Secondly, all unemployed workers received an extra $600 per week on top of the unemployment benefits paid by the state. For more than two thirds of the unemployed workers, the total unemployment benefits exceeded their weekly income. That means not only were they not harmed, but they are actually better off financially being unemployed.
Those two actions gave nearly all consumers more money to spend. As the economy re-opens consumers were eager to spend this extra money. That helped to shorten the recession.
Trump also made sure that small businesses had the resources to maintain business operations during the shutdown and the re-opening. The stimulus packages also included loans to small business to pay their entire payroll and some other expenses. If the business retained all of their workers, the loan turned into a grant that did not have to be repaid.
As a result, as the economy re-opened consumers were spending and businesses were maintaining their staff or at least were calling them back to work if they were laid off.
Although many economists are very cautious about reading too much into the May jobs report, the reality is that the report is just the beginning. When the jobs report for June is released in early July, we will likely see another record number of jobs added, perhaps approaching 4 million jobs created.
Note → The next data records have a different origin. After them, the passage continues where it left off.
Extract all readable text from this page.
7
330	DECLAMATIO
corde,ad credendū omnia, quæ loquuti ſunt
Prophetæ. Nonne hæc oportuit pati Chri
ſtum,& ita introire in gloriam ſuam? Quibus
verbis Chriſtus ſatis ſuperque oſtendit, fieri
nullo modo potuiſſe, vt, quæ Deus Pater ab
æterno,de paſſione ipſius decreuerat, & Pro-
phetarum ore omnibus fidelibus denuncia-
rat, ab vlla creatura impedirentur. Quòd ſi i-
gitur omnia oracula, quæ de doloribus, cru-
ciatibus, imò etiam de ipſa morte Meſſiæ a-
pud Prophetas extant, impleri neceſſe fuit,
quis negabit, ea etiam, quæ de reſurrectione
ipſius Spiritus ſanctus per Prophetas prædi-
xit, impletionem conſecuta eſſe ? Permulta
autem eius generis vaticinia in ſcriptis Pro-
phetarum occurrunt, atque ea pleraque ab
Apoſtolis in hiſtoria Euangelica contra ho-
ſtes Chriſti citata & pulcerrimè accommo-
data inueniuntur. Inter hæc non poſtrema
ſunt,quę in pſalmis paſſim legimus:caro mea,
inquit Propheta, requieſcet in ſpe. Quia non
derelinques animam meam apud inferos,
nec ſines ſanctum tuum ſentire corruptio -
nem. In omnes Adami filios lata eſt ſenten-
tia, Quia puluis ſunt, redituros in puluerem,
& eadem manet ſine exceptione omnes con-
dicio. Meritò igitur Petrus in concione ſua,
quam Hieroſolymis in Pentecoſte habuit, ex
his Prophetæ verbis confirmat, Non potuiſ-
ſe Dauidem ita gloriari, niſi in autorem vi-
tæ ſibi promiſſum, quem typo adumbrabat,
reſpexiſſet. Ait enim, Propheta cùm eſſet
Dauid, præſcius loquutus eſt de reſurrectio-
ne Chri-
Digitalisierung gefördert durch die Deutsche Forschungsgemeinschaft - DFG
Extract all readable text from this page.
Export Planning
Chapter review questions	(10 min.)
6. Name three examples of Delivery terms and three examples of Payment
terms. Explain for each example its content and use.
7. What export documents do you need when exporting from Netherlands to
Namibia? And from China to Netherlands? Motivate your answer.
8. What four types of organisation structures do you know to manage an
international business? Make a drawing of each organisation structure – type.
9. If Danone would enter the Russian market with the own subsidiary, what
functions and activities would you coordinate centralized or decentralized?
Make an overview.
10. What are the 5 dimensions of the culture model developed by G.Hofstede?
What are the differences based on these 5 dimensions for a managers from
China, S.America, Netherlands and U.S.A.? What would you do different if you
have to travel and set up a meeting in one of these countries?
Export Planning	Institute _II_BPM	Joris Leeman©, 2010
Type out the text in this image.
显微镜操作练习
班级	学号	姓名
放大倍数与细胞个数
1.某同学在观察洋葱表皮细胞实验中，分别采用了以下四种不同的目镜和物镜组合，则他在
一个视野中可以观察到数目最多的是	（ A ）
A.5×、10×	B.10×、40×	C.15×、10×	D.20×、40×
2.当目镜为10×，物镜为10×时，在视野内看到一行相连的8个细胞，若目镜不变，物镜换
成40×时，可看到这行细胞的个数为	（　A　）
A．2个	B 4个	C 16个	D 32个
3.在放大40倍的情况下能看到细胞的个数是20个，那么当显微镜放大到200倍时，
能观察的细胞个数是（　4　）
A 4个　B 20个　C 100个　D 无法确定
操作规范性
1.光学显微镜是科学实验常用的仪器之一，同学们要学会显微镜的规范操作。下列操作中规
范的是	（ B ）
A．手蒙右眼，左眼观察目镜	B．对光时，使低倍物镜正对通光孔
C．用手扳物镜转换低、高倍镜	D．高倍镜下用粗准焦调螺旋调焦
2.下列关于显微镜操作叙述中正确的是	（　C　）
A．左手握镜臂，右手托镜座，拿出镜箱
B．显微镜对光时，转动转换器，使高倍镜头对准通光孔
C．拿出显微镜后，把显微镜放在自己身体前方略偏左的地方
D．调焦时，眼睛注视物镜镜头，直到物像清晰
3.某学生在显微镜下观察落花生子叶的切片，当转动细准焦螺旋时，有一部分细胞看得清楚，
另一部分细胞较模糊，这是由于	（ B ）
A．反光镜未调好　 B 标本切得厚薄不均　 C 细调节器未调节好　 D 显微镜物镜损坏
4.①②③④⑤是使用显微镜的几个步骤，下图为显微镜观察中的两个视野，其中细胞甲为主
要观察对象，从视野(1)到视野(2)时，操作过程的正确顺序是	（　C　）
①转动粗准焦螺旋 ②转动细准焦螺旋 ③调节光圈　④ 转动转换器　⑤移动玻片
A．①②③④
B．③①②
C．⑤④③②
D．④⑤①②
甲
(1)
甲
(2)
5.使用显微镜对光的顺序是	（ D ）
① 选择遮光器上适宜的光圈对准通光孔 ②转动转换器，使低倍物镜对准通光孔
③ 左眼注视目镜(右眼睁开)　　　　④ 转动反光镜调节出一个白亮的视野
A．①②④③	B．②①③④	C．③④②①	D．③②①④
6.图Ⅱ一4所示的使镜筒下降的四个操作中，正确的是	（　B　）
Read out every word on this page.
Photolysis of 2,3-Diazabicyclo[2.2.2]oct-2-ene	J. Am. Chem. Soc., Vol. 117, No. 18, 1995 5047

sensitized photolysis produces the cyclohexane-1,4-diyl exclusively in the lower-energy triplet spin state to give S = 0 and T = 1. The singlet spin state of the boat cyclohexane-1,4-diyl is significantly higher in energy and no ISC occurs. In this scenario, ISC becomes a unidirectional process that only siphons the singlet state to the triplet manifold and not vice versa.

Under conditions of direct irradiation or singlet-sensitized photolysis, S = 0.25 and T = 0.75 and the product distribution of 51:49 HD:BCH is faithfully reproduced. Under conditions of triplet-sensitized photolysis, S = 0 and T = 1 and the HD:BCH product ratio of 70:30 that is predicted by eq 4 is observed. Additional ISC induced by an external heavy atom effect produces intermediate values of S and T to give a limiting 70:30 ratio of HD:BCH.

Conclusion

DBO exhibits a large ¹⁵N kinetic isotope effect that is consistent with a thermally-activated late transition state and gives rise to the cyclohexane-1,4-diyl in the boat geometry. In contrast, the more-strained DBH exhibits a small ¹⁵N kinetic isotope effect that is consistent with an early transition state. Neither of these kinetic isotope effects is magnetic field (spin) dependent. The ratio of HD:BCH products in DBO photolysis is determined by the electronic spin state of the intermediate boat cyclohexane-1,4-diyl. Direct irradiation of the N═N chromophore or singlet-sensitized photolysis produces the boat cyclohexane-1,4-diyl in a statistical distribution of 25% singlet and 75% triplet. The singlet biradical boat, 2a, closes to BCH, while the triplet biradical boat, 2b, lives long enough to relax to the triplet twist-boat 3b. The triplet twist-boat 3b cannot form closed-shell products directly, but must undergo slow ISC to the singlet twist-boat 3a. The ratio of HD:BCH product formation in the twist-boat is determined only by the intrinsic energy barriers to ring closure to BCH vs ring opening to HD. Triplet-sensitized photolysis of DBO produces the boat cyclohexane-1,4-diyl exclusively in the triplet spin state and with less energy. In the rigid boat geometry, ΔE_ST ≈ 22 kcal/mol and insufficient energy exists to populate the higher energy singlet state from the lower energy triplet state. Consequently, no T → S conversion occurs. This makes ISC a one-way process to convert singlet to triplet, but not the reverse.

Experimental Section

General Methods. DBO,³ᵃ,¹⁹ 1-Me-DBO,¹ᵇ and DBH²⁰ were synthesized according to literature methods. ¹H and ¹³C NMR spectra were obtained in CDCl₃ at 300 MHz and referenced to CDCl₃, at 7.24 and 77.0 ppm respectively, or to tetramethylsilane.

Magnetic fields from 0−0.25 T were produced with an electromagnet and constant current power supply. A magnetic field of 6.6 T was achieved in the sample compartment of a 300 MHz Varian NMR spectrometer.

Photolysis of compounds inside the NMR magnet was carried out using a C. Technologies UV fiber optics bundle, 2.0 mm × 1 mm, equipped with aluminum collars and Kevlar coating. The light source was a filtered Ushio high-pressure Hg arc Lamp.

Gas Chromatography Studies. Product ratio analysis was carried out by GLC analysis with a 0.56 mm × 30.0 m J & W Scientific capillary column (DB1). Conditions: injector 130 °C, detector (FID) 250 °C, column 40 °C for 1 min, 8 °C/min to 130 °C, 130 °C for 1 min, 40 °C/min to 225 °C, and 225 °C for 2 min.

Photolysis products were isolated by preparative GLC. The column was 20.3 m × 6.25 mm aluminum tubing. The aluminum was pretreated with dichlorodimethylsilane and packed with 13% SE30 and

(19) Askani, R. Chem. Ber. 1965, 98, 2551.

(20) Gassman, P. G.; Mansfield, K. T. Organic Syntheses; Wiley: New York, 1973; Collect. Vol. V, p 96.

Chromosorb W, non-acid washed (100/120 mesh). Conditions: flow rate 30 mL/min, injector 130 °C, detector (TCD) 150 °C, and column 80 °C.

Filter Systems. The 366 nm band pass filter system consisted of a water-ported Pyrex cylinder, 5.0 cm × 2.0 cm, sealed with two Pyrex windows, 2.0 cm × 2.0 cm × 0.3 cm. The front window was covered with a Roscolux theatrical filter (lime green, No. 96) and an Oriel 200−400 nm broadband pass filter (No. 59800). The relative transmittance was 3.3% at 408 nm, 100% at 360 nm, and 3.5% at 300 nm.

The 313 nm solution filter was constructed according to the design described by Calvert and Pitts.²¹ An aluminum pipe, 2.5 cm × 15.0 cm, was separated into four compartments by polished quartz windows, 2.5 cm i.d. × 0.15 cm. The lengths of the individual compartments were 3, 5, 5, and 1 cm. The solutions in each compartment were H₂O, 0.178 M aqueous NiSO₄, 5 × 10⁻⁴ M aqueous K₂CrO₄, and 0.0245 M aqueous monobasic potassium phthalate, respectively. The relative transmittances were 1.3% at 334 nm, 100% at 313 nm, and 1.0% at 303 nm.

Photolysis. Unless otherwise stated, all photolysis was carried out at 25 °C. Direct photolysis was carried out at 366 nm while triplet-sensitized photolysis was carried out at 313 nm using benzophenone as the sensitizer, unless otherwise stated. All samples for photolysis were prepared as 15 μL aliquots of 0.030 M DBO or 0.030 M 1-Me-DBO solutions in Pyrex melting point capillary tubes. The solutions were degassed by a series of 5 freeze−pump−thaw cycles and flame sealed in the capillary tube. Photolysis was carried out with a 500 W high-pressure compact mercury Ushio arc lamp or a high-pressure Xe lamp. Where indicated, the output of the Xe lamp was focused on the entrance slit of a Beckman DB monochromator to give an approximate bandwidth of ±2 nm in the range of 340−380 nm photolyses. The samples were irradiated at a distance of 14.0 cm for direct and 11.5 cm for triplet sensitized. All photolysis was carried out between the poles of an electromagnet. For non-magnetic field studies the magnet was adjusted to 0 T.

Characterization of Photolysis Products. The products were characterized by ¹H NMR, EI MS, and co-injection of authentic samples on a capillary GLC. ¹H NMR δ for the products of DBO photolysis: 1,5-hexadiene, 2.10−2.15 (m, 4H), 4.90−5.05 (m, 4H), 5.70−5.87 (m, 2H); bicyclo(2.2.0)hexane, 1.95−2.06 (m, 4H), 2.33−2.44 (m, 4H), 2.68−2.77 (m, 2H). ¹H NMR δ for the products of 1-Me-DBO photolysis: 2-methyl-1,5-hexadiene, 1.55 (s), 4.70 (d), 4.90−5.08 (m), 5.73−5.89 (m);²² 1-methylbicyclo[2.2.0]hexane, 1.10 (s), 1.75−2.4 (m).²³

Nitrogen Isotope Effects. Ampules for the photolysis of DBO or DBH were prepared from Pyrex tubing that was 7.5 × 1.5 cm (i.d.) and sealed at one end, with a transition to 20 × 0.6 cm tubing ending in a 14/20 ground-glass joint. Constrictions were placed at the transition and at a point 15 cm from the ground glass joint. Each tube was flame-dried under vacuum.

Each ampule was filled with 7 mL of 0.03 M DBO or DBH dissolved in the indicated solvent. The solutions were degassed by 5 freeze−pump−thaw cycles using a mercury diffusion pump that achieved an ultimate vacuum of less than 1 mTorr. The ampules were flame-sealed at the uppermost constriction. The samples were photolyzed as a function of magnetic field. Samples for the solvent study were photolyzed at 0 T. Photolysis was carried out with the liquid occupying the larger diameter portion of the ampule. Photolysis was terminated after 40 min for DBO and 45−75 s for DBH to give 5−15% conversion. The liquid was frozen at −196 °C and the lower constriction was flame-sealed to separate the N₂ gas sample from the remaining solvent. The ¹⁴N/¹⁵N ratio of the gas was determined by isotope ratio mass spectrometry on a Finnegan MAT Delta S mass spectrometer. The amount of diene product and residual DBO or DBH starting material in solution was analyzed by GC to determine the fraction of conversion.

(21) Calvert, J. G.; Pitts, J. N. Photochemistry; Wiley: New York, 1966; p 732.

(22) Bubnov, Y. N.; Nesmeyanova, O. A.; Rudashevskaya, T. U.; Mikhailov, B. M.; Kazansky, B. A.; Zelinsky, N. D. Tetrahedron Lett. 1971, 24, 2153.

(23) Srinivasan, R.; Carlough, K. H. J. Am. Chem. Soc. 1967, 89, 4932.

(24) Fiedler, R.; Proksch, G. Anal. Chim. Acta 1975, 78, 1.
Economic growth which was negative in the first quarter and will be very negative for the second quarter, will turn positive in the third quarter. Growth will skyrocket in the fourth quarter and into 2021. That means the US will see a V shaped recovery indicating a very rapid return to growth.
Because Trump removed burdensome regulations, repealed the negative aspects of the Dodd/Frank law and cut taxes for all Americans including corporations, the stage is set for the most robust recovery since the late 1940’s. Regulations, Dodd/Frank and high taxes were the reasons the recovery from the 2008-2009 recession was the worst in history.
The unemployment rate will quickly fall from 14.7% in April, to 13.3% in May and under 10% by September. As bad as things are today, we have just begun the strong recovery. The jobs numbers will look even better in the months to come.